En revenant vers le petit campement, Angélique revit l'officier en redingote bleue et à l'autre extrémité du plateau deux silhouettes portant des bonnets de laine, vêtues de chausses courtes aux genoux à la mode des marins anglais, qui tenaient des mousquets.
– Mais qui sont donc ces hommes ? L'un d'eux m'a barré le passage à mon arrivée, prétendant connaître mes intentions à votre égard avant de me laisser vous approcher.
– Ils se sont déclarés nos gardiens. Ils appartiennent à l'équipage du navire qui nous a amenées de Salem. Vous souvenez-vous l'an dernier quand nous avons quitté Gouldsboro, le capitaine d'un navire anglais nous avait prises à son bord, un homme de Londres, dont le bâtiment est armé par un des favoris du roi. C'est dire que c'est un capitaine qui a de grands moyens pour traiter ses affaires autour du globe. Il s'est montré avec nous franc, courtois, comme certains qui viennent d'Angleterre, un peu dédaigneux pour les colons d'Amérique et, comme tout anglican, moqueur à l'égard des puritains qui dirigent le Massachusetts, qui pourtant ont fort bien gouverné la Grande-Bretagne lorsqu'elle se déclara sans roi. Tel quel il est vrai, dans sa redingote rouge et avec toutes ses plumes, il n'était point fait pour plaire à nos édiles de Salem. Lesquelles, à ce premier retour, nous attendaient au port avec des gardes. Notre capitaine s'est montré soupçonneux de l'accueil qu'on nous ménageait au pilori, et comme l'on parlait de nous conduire, il intervint.
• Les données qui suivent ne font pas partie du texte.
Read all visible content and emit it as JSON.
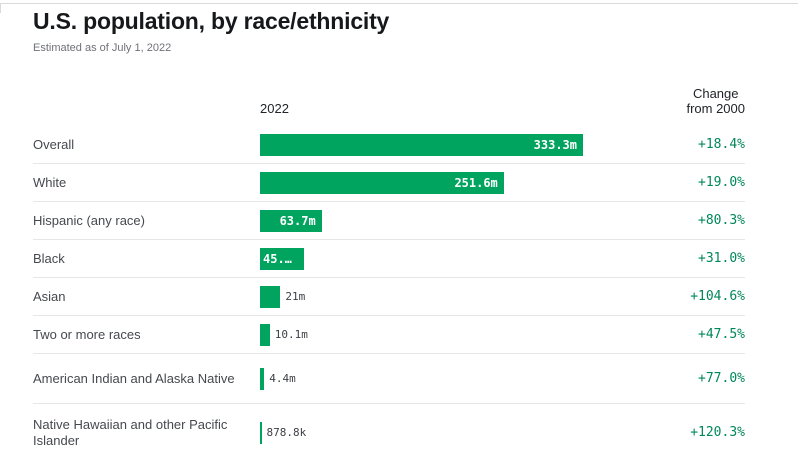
{
  "page": {
    "title": "U.S. population, by race/ethnicity",
    "subtitle": "Estimated as of July 1, 2022"
  },
  "table": {
    "col_year": "2022",
    "col_change_line1": "Change",
    "col_change_line2": "from 2000"
  },
  "chart_data": {
    "type": "bar",
    "orientation": "horizontal",
    "title": "U.S. population, by race/ethnicity",
    "subtitle": "Estimated as of July 1, 2022",
    "value_column_header": "2022",
    "change_column_header": "Change from 2000",
    "unit": "millions of people",
    "xlim": [
      0,
      333.3
    ],
    "grid": false,
    "colors": {
      "bar": "#00a45e",
      "change_text": "#00875a"
    },
    "rows": [
      {
        "label": "Overall",
        "value_m": 333.3,
        "bar_label": "333.3m",
        "label_inside": true,
        "truncated": false,
        "change": "+18.4%"
      },
      {
        "label": "White",
        "value_m": 251.6,
        "bar_label": "251.6m",
        "label_inside": true,
        "truncated": false,
        "change": "+19.0%"
      },
      {
        "label": "Hispanic (any race)",
        "value_m": 63.7,
        "bar_label": "63.7m",
        "label_inside": true,
        "truncated": false,
        "change": "+80.3%"
      },
      {
        "label": "Black",
        "value_m": 45.0,
        "bar_label": "45.…",
        "label_inside": true,
        "truncated": true,
        "change": "+31.0%"
      },
      {
        "label": "Asian",
        "value_m": 21.0,
        "bar_label": "21m",
        "label_inside": false,
        "truncated": false,
        "change": "+104.6%"
      },
      {
        "label": "Two or more races",
        "value_m": 10.1,
        "bar_label": "10.1m",
        "label_inside": false,
        "truncated": false,
        "change": "+47.5%"
      },
      {
        "label": "American Indian and Alaska Native",
        "value_m": 4.4,
        "bar_label": "4.4m",
        "label_inside": false,
        "truncated": false,
        "change": "+77.0%"
      },
      {
        "label": "Native Hawaiian and other Pacific Islander",
        "value_m": 0.8788,
        "bar_label": "878.8k",
        "label_inside": false,
        "truncated": false,
        "change": "+120.3%"
      }
    ]
  }
}
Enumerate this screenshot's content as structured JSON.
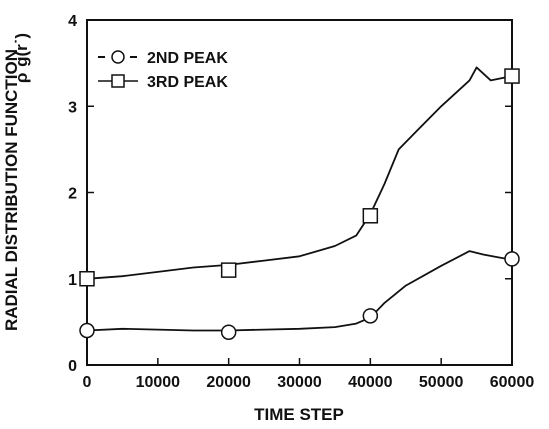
{
  "chart_data": {
    "type": "line",
    "xlabel": "TIME STEP",
    "ylabel": "RADIAL DISTRIBUTION FUNCTION",
    "ylabel_symbol": "ρ˙g(r˙)",
    "xlim": [
      0,
      60000
    ],
    "ylim": [
      0,
      4
    ],
    "x_ticks": [
      0,
      10000,
      20000,
      30000,
      40000,
      50000,
      60000
    ],
    "y_ticks": [
      0,
      1,
      2,
      3,
      4
    ],
    "x_tick_labels": [
      "0",
      "10000",
      "20000",
      "30000",
      "40000",
      "50000",
      "60000"
    ],
    "y_tick_labels": [
      "0",
      "1",
      "2",
      "3",
      "4"
    ],
    "grid": false,
    "legend_position": "top-left",
    "series": [
      {
        "name": "2ND PEAK",
        "marker": "circle",
        "line_style": "dashed",
        "x": [
          0,
          5000,
          10000,
          15000,
          20000,
          25000,
          30000,
          35000,
          38000,
          40000,
          42000,
          45000,
          50000,
          54000,
          56000,
          58000,
          60000
        ],
        "y": [
          0.4,
          0.42,
          0.41,
          0.4,
          0.4,
          0.41,
          0.42,
          0.44,
          0.48,
          0.55,
          0.72,
          0.92,
          1.15,
          1.32,
          1.28,
          1.25,
          1.22
        ],
        "marker_x": [
          0,
          20000,
          40000,
          60000
        ],
        "marker_y": [
          0.4,
          0.38,
          0.57,
          1.23
        ]
      },
      {
        "name": "3RD PEAK",
        "marker": "square",
        "line_style": "solid",
        "x": [
          0,
          5000,
          10000,
          15000,
          20000,
          25000,
          30000,
          35000,
          38000,
          40000,
          42000,
          44000,
          47000,
          50000,
          54000,
          55000,
          57000,
          60000
        ],
        "y": [
          1.0,
          1.03,
          1.08,
          1.13,
          1.16,
          1.21,
          1.26,
          1.38,
          1.5,
          1.75,
          2.1,
          2.5,
          2.75,
          3.0,
          3.3,
          3.45,
          3.3,
          3.35
        ],
        "marker_x": [
          0,
          20000,
          40000,
          60000
        ],
        "marker_y": [
          1.0,
          1.1,
          1.73,
          3.35
        ]
      }
    ]
  }
}
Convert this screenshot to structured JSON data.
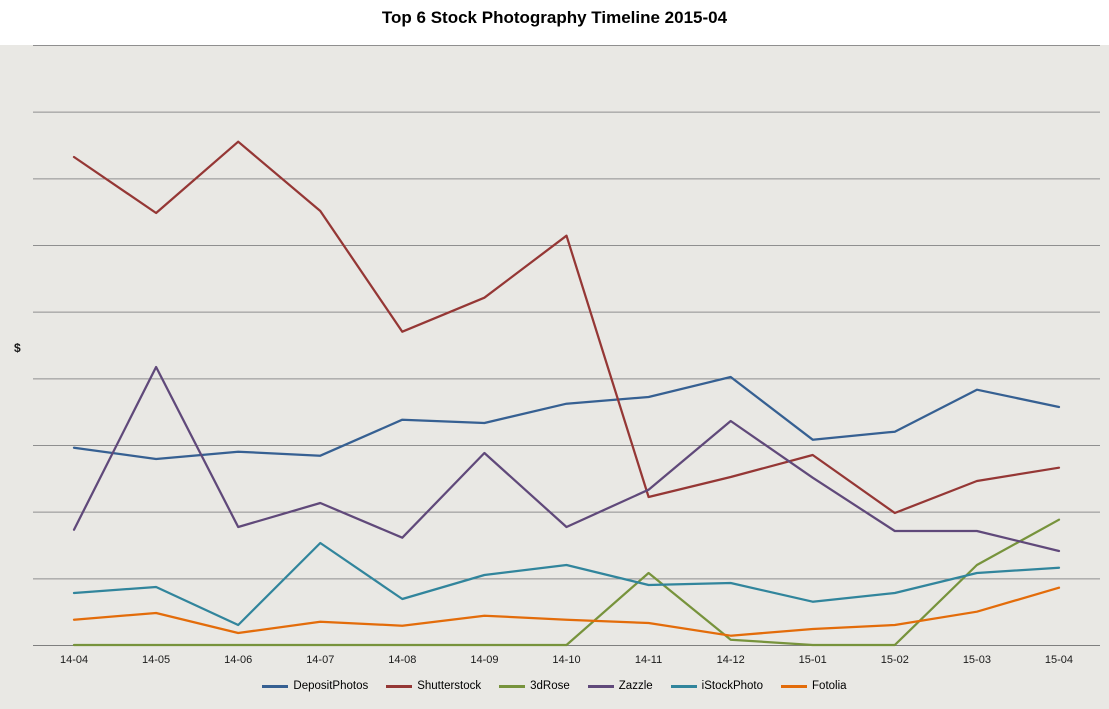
{
  "title": "Top 6 Stock Photography Timeline 2015-04",
  "y_axis_label": "$",
  "chart_data": {
    "type": "line",
    "title": "Top 6 Stock Photography Timeline 2015-04",
    "xlabel": "",
    "ylabel": "$",
    "x": [
      "14-04",
      "14-05",
      "14-06",
      "14-07",
      "14-08",
      "14-09",
      "14-10",
      "14-11",
      "14-12",
      "15-01",
      "15-02",
      "15-03",
      "15-04"
    ],
    "series": [
      {
        "name": "DepositPhotos",
        "color": "#366092",
        "values": [
          29.6,
          27.9,
          29.0,
          28.4,
          33.8,
          33.3,
          36.2,
          37.2,
          40.2,
          30.8,
          32.0,
          38.3,
          35.7
        ]
      },
      {
        "name": "Shutterstock",
        "color": "#953735",
        "values": [
          73.2,
          64.8,
          75.5,
          65.1,
          47.0,
          52.1,
          61.4,
          22.2,
          25.2,
          28.5,
          19.8,
          24.6,
          26.6
        ]
      },
      {
        "name": "3dRose",
        "color": "#77933C",
        "values": [
          0,
          0,
          0,
          0,
          0,
          0,
          0,
          10.8,
          0.8,
          0,
          0,
          12.0,
          18.8
        ]
      },
      {
        "name": "Zazzle",
        "color": "#60497A",
        "values": [
          17.3,
          41.7,
          17.7,
          21.3,
          16.1,
          28.8,
          17.7,
          23.3,
          33.6,
          25.1,
          17.1,
          17.1,
          14.1
        ]
      },
      {
        "name": "iStockPhoto",
        "color": "#31859C",
        "values": [
          7.8,
          8.7,
          3.0,
          15.3,
          6.9,
          10.5,
          12.0,
          9.0,
          9.3,
          6.5,
          7.8,
          10.8,
          11.6
        ]
      },
      {
        "name": "Fotolia",
        "color": "#E36C0A",
        "values": [
          3.8,
          4.8,
          1.8,
          3.5,
          2.9,
          4.4,
          3.8,
          3.3,
          1.4,
          2.4,
          3.0,
          5.0,
          8.6
        ]
      }
    ],
    "ylim": [
      0,
      90
    ],
    "gridline_step": 10,
    "y_tick_labels_visible": false,
    "grid": true,
    "legend_position": "bottom"
  }
}
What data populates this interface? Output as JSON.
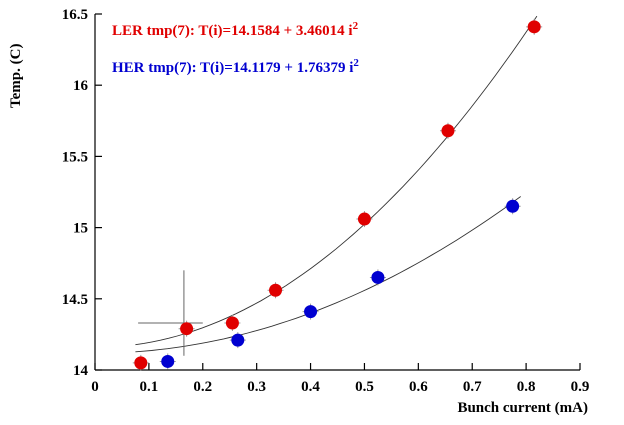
{
  "chart_data": {
    "type": "scatter",
    "title": "",
    "xlabel": "Bunch current (mA)",
    "ylabel": "Temp. (C)",
    "xlim": [
      0,
      0.9
    ],
    "ylim": [
      14,
      16.5
    ],
    "grid": false,
    "legend_position": "none",
    "xticks": [
      0,
      0.1,
      0.2,
      0.3,
      0.4,
      0.5,
      0.6,
      0.7,
      0.8,
      0.9
    ],
    "xtick_labels": [
      "0",
      "0.1",
      "0.2",
      "0.3",
      "0.4",
      "0.5",
      "0.6",
      "0.7",
      "0.8",
      "0.9"
    ],
    "yticks": [
      14,
      14.5,
      15,
      15.5,
      16,
      16.5
    ],
    "ytick_labels": [
      "14",
      "14.5",
      "15",
      "15.5",
      "16",
      "16.5"
    ],
    "series": [
      {
        "name": "LER",
        "color": "#e00000",
        "marker": "circle",
        "points": [
          [
            0.085,
            14.05
          ],
          [
            0.17,
            14.29
          ],
          [
            0.255,
            14.33
          ],
          [
            0.335,
            14.56
          ],
          [
            0.5,
            15.06
          ],
          [
            0.655,
            15.68
          ],
          [
            0.815,
            16.41
          ]
        ],
        "fit": {
          "intercept": 14.1584,
          "coef": 3.46014,
          "x_range": [
            0.075,
            0.82
          ]
        },
        "annotation": {
          "text": "LER tmp(7): T(i)=14.1584 + 3.46014 i",
          "sup": "2"
        }
      },
      {
        "name": "HER",
        "color": "#0000d0",
        "marker": "circle",
        "points": [
          [
            0.135,
            14.06
          ],
          [
            0.265,
            14.21
          ],
          [
            0.4,
            14.41
          ],
          [
            0.525,
            14.65
          ],
          [
            0.775,
            15.15
          ]
        ],
        "fit": {
          "intercept": 14.1179,
          "coef": 1.76379,
          "x_range": [
            0.075,
            0.79
          ]
        },
        "annotation": {
          "text": "HER tmp(7): T(i)=14.1179 + 1.76379 i",
          "sup": "2"
        }
      }
    ],
    "error_bar": {
      "x": 0.165,
      "y_low": 14.1,
      "y_high": 14.7,
      "y_mid": 14.33,
      "x_low": 0.08,
      "x_high": 0.2
    }
  }
}
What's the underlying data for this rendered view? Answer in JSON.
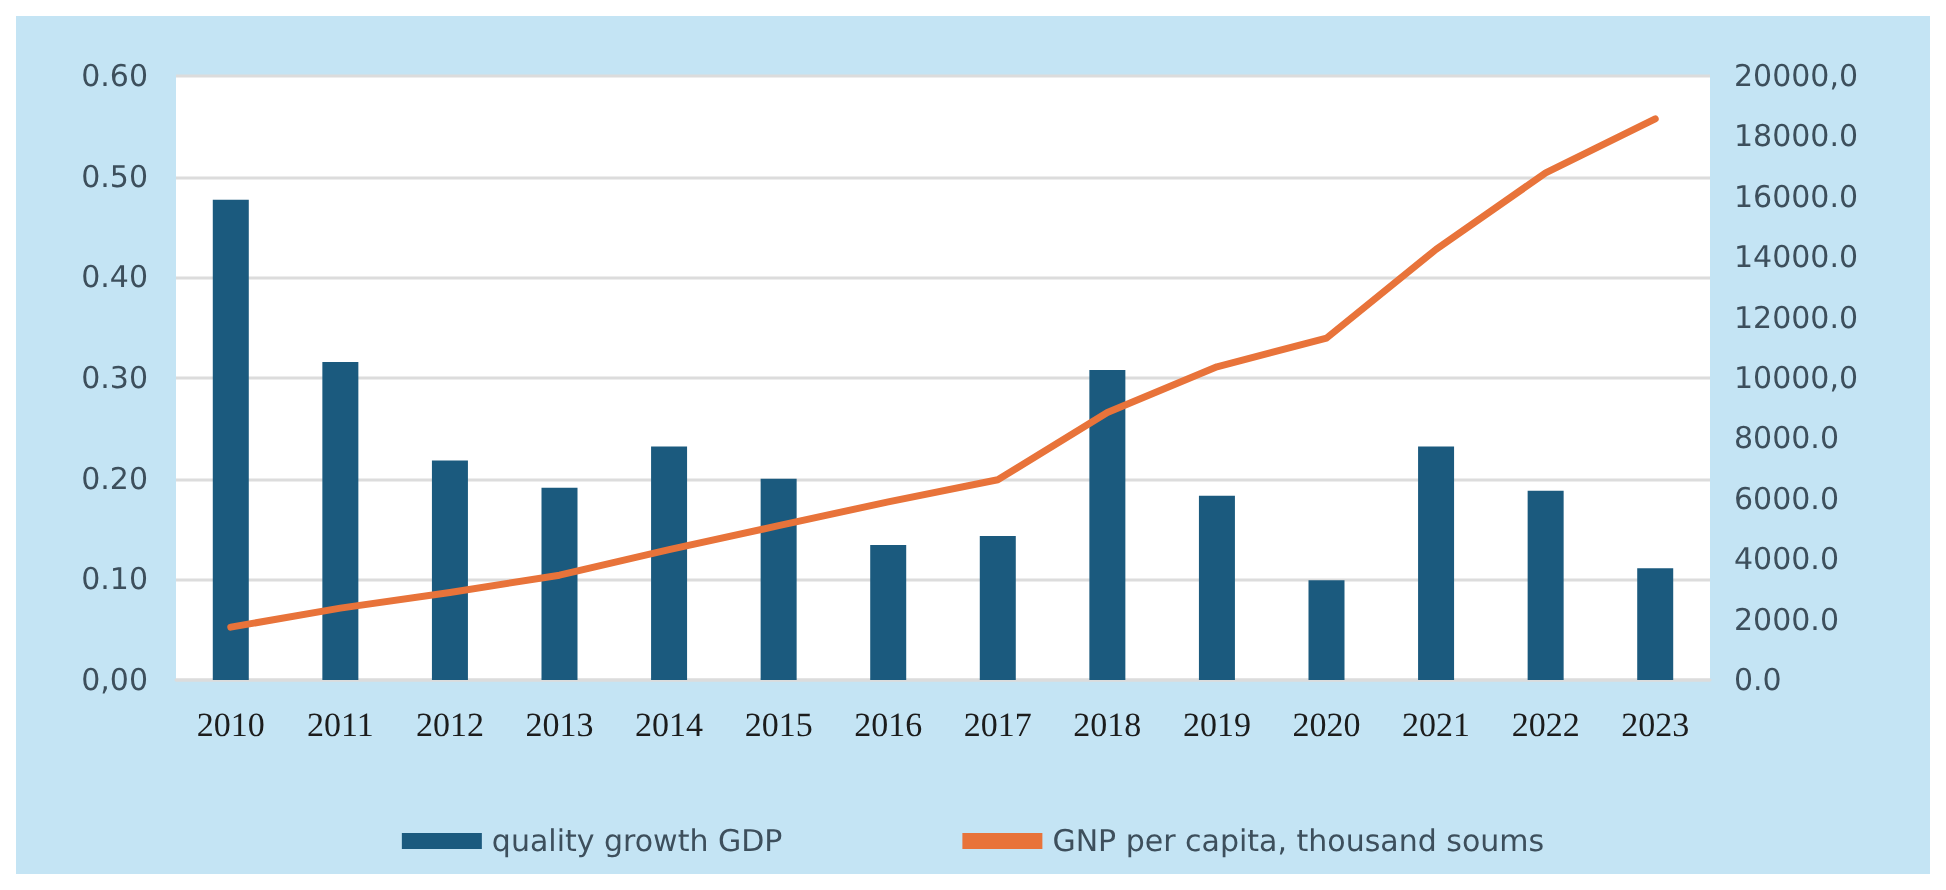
{
  "chart_data": {
    "type": "bar",
    "categories": [
      "2010",
      "2011",
      "2012",
      "2013",
      "2014",
      "2015",
      "2016",
      "2017",
      "2018",
      "2019",
      "2020",
      "2021",
      "2022",
      "2023"
    ],
    "series": [
      {
        "name": "quality growth GDP",
        "color": "#1b5a7e",
        "values": [
          0.477,
          0.316,
          0.218,
          0.191,
          0.232,
          0.2,
          0.134,
          0.143,
          0.308,
          0.183,
          0.099,
          0.232,
          0.188,
          0.111
        ]
      },
      {
        "name": "GNP per capita, thousand soums",
        "type": "line",
        "axis": "y2",
        "color": "#e8733a",
        "values": [
          1750,
          2380,
          2900,
          3470,
          4320,
          5110,
          5900,
          6630,
          8860,
          10370,
          11320,
          14260,
          16790,
          18580
        ]
      }
    ],
    "ylim": [
      0,
      0.6
    ],
    "yticks": [
      {
        "value": 0,
        "label": "0,00"
      },
      {
        "value": 0.1,
        "label": "0.10"
      },
      {
        "value": 0.2,
        "label": "0.20"
      },
      {
        "value": 0.3,
        "label": "0.30"
      },
      {
        "value": 0.4,
        "label": "0.40"
      },
      {
        "value": 0.5,
        "label": "0.50"
      },
      {
        "value": 0.6,
        "label": "0.60"
      }
    ],
    "y2lim": [
      0,
      20000
    ],
    "y2ticks": [
      {
        "value": 0,
        "label": "0.0"
      },
      {
        "value": 2000,
        "label": "2000.0"
      },
      {
        "value": 4000,
        "label": "4000.0"
      },
      {
        "value": 6000,
        "label": "6000.0"
      },
      {
        "value": 8000,
        "label": "8000.0"
      },
      {
        "value": 10000,
        "label": "10000,0"
      },
      {
        "value": 12000,
        "label": "12000.0"
      },
      {
        "value": 14000,
        "label": "14000.0"
      },
      {
        "value": 16000,
        "label": "16000.0"
      },
      {
        "value": 18000,
        "label": "18000.0"
      },
      {
        "value": 20000,
        "label": "20000,0"
      }
    ],
    "grid": "y",
    "legend": "bottom",
    "marker": "none",
    "line_style": "solid"
  }
}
« Je ne sais ce qu'il leur raconta. Il invoqua, je crois, votre époux qui nous avait recommandées à lui, promit de leur acheter de la morue et de leur rapporter de la coutellerie. Sans leur faire payer de taxes. Et tandis qu'il faisait remplir ses tonneaux de pommes nouvellement récoltées, il nous escorta jusqu'à notre demeure, qui heureusement n'avait pas été incendiée, promit en nous quittant qu'il reviendrait l'année suivante et s'informerait de notre santé. Il tint promesse. Dès sa venue à Salem cette année, il proposa de nous emmener à Gouldsboro, quitte à repasser plus tard nous reprendre avant son retour pour l'Europe. Et le gouverneur, qui n'est pas commode pourtant, a accédé à sa proposition sans difficultés à condition de nous ramener cette fois encore.
– Et ici, votre compatriote et défenseur a dû à nouveau vous protéger.
– Ces gens de mer sont toujours sur le qui-vive. Un rien leur fait mettre la main à la crosse de leurs pistolets. Ils ne se voient partout qu'ennemis. Je leur ai assuré qu'il n'y avait pas ici à craindre pour nos vies, mais le capitaine en accord avec votre gouverneur Mister Colin...
Elle prononçait Coline.
– ...a préféré nous donner des gardes pour la nuit. Nous ne voulions pas repartir, aussitôt, car nous sentions que vous n'alliez pas tarder à arriver...
– Voyez comme les êtres sont déconcertants, fit Ruth d'un ton confidentiel. Les habitants nous ont fait mauvais visage, mais il y a déjà deux ou trois personnes du village qui se sont glissées jusqu'ici pour nous demander un remède ou des soins...
C'était sans doute l'un de ces visiteurs qu'Angélique avait aperçu descendant le chemin et essayant de se dissimuler dans les herbes, tandis qu'elle montait en sens inverse.